La vicenda riguarda una procedura di esproprio di un immobile di proprietà della famiglia Balotta sul quale insiste la chiesa, monumento di altissimo valore artistico e storico

La prima sezione civile della Corte di Cassazione mette la parola fine sul lungo e tortuoso iter giudiziario relativo al valore della Chiesa di Piedigrotta di Pizzo e alla liquidazione dell’indennità spettante alla signora Teresa Balotta, madre dell’ex sindaco Fernando Nicotra. I giudice della Suprema Corte (presidente Francesco Tirelli e relatore Clotilde Parise) hanno infatti rigettato il ricorso presentato dalla famiglia Balotta e nei fatti si tratta di una vittoria per il Comune di Pizzo che aveva resistito in giudizio attraverso gli avvocati Raimondo Garcea e Giuseppe Sardanelli.

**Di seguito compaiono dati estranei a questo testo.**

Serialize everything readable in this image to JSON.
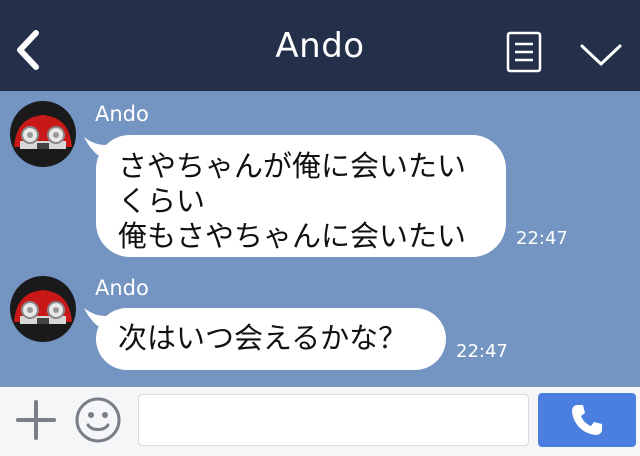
{
  "header": {
    "title": "Ando"
  },
  "messages": [
    {
      "sender": "Ando",
      "lines": [
        "さやちゃんが俺に会いたい",
        "くらい",
        "俺もさやちゃんに会いたい"
      ],
      "time": "22:47"
    },
    {
      "sender": "Ando",
      "lines": [
        "次はいつ会えるかな？"
      ],
      "time": "22:47"
    }
  ],
  "icons": {
    "back": "chevron-left-icon",
    "menu": "document-icon",
    "dropdown": "chevron-down-icon",
    "add": "plus-icon",
    "emoji": "smiley-icon",
    "call": "phone-icon"
  },
  "colors": {
    "header_bg": "#24304a",
    "chat_bg": "#7494c2",
    "bubble_bg": "#ffffff",
    "send_button": "#4a7fe0"
  }
}
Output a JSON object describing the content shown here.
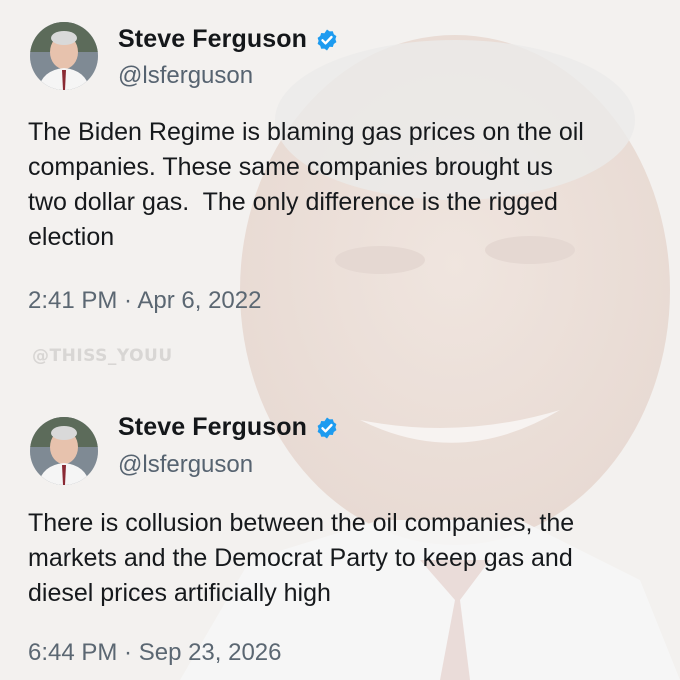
{
  "tweets": [
    {
      "name": "Steve Ferguson",
      "handle": "@lsferguson",
      "text": "The Biden Regime is blaming gas prices on the oil\ncompanies. These same companies brought us\ntwo dollar gas.  The only difference is the rigged\nelection",
      "timestamp": "2:41 PM · Apr 6, 2022",
      "verified_icon": "verified-badge-icon",
      "avatar": "profile-photo"
    },
    {
      "name": "Steve Ferguson",
      "handle": "@lsferguson",
      "text": "There is collusion between the oil companies, the\nmarkets and the Democrat Party to keep gas and\ndiesel prices artificially high",
      "timestamp": "6:44 PM · Sep 23, 2026",
      "verified_icon": "verified-badge-icon",
      "avatar": "profile-photo"
    }
  ],
  "watermark": "@THISS_YOUU",
  "colors": {
    "verified": "#1d9bf0",
    "name": "#14171a",
    "secondary": "#566370",
    "background": "#f2f0ee"
  }
}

La vicenda riguarda una procedura di esproprio di un immobile di proprietà della famiglia Balotta sul quale insiste la Chiesa di Santa Maria di Piedigrotta, ritenuto un monumento di altissimo valore artistico e storico. Inizialmente, la signora Balotta aveva donato la chiesa al Comune di Pizzo che però non aveva prodotto alcun atto per recepire la donazione. Nel 2008, una prima sentenza obbligò il Comune a pagare. Contestualmente, un’ulteriore pratica giudiziaria fissava a due milioni di euro il valore del terreno e della chiesetta. Successivamente, durante la gestione commissariale e l’attuale amministrazione targata Callipo, altre sentenze avevano fissato l’importo dovuto dal Comune alla famiglia Balotta in 930mila euro. E questa cifra il Comune ha pagato. Nel febbraio del 2013 la Corte d’Appello aveva determinato in circa 84mila euro l’indennità per l’occupazione legittima spettante alla donna e dovuta dal Comune di Pizzo. Contro questa sentenza la famiglia dell’ex sindaco Nicotra ha quindi deciso di presentare ricorso per la rivisitazione del valore attribuito lamentando una serie di erroneità ma la Cassazione lo ha rigettato.